Miller: It makes sense to address the icon question head on. The way Lange usually interacted with her subjects is often lost in the controversy over Migrant Mother, but the controversy is unavoidable. The photograph has become a flashpoint for cynicism about documentary more broadly—for equating documentary photography with the exploitation of strangers and their suffering.
Johnson: On the other hand, for many people, the image continues to be deeply moving.
In general, Lange does not appear to have been an ideologue. She simply acknowledged problems that needed to be addressed, and said: I have a way to contribute. That said, Lange had convictions that drove her to defy the mandates of her employers, which we show. The WRA didn’t want her version of America to be seen—meaning the racism driving the Japanese evacuation order and the injustice of internment. And before that, the FSA told her not to address issues of racial discrimination in the South. One of the critiques from the ’80s, when documentary photography was under new scrutiny from scholars, was, “Why didn’t she shoot any people of color?” Excuse me?!
Miller: Will the exhibition be a corrective to that assumption?
Johnson: I hope so. We point out that the FSA specifically instructed her to concentrate on white migrants, according to the theory that doing so would produce more widespread support.
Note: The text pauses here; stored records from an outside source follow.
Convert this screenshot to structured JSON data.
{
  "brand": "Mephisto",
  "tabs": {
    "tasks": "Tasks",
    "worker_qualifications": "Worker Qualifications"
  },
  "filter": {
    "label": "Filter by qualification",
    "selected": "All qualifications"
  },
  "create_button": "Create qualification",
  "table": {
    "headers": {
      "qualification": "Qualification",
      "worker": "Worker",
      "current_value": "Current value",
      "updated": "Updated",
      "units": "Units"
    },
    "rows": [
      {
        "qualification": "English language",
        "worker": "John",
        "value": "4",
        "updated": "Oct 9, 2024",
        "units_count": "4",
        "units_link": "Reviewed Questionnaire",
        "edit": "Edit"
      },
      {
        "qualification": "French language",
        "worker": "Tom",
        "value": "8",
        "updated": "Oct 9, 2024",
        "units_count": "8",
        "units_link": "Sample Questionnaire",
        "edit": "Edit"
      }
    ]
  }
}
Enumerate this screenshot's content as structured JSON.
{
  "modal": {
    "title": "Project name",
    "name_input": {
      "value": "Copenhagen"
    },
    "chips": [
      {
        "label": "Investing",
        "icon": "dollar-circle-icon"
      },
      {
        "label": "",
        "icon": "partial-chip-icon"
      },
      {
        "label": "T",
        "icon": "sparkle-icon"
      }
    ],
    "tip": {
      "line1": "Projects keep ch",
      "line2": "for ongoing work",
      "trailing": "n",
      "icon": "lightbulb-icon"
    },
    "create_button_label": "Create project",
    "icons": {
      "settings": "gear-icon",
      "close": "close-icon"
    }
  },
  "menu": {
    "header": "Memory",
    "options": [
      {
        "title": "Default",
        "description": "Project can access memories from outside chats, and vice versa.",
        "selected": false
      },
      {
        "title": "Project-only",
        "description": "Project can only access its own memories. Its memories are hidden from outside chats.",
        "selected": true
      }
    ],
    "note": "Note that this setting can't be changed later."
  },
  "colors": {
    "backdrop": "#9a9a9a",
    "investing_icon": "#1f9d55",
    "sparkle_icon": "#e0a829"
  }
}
But she wasn’t going to have any of that. Her husband, Paul Taylor, was a labor economist at University of California, Berkeley, specializing in agricultural labor. He studied Mexican farm workers for years. When Lange traveled across the South, she was fascinated by it. She shot from across the white side of segregated lunch counter to the black side. And she was attuned to the legacies of slavery and racism in southern agriculture. In the exhibition we juxtapose Ex-Slave with a long memory (1938) with Plantation Overseer and his Field Hands, Mississippi Delta (1936).
Miller: Tell me about the contemporary work in the show.
Johnson: We have chosen three photographers because of the issues they’re interested in, and because they all have connections to Lange. Ken Light’s Valley of Shadows and Dreams (2012) is about twenty-first century migrant farm workers. He is a journalism professor at Berkeley who was inspired by Lange as a young photographer. He has also been running the Dorothea Lange Fellowship at the University of California as a juror, as have I, for the past twenty years.
Janet Delaney is a former Dorothea Lange Fellowship juror and winner. Her work South of Market, San Francisco, Then and Now (1978–86 and 2011–present) is about gentrification, and connects to Lange’s investigation of the “New California.” Jason Jaacks is also a former fellowship winner. He documents the Tohono O’Odham Nation along the U.S.–Mexico border, including how the border wall both affects and divides the community. He also focuses on recently deported Mexican migrants in the area.
Miller: It must have been hard to choose just three?
Johnson: The main idea of the show—photography as activism—is liberating because it allows us see the enormity of Lange’s legacy, but also to zero in on particular ways it has been enacted. For Lange, it was about seeing injustice and getting others to see injustice. All three artists demonstrate that idea powerfully, and each speaks about the influence and inspiration Lange provided.
Dorothea Lange: Politics of Seeing is on view at Oakland Museum of California through August 13, 2017.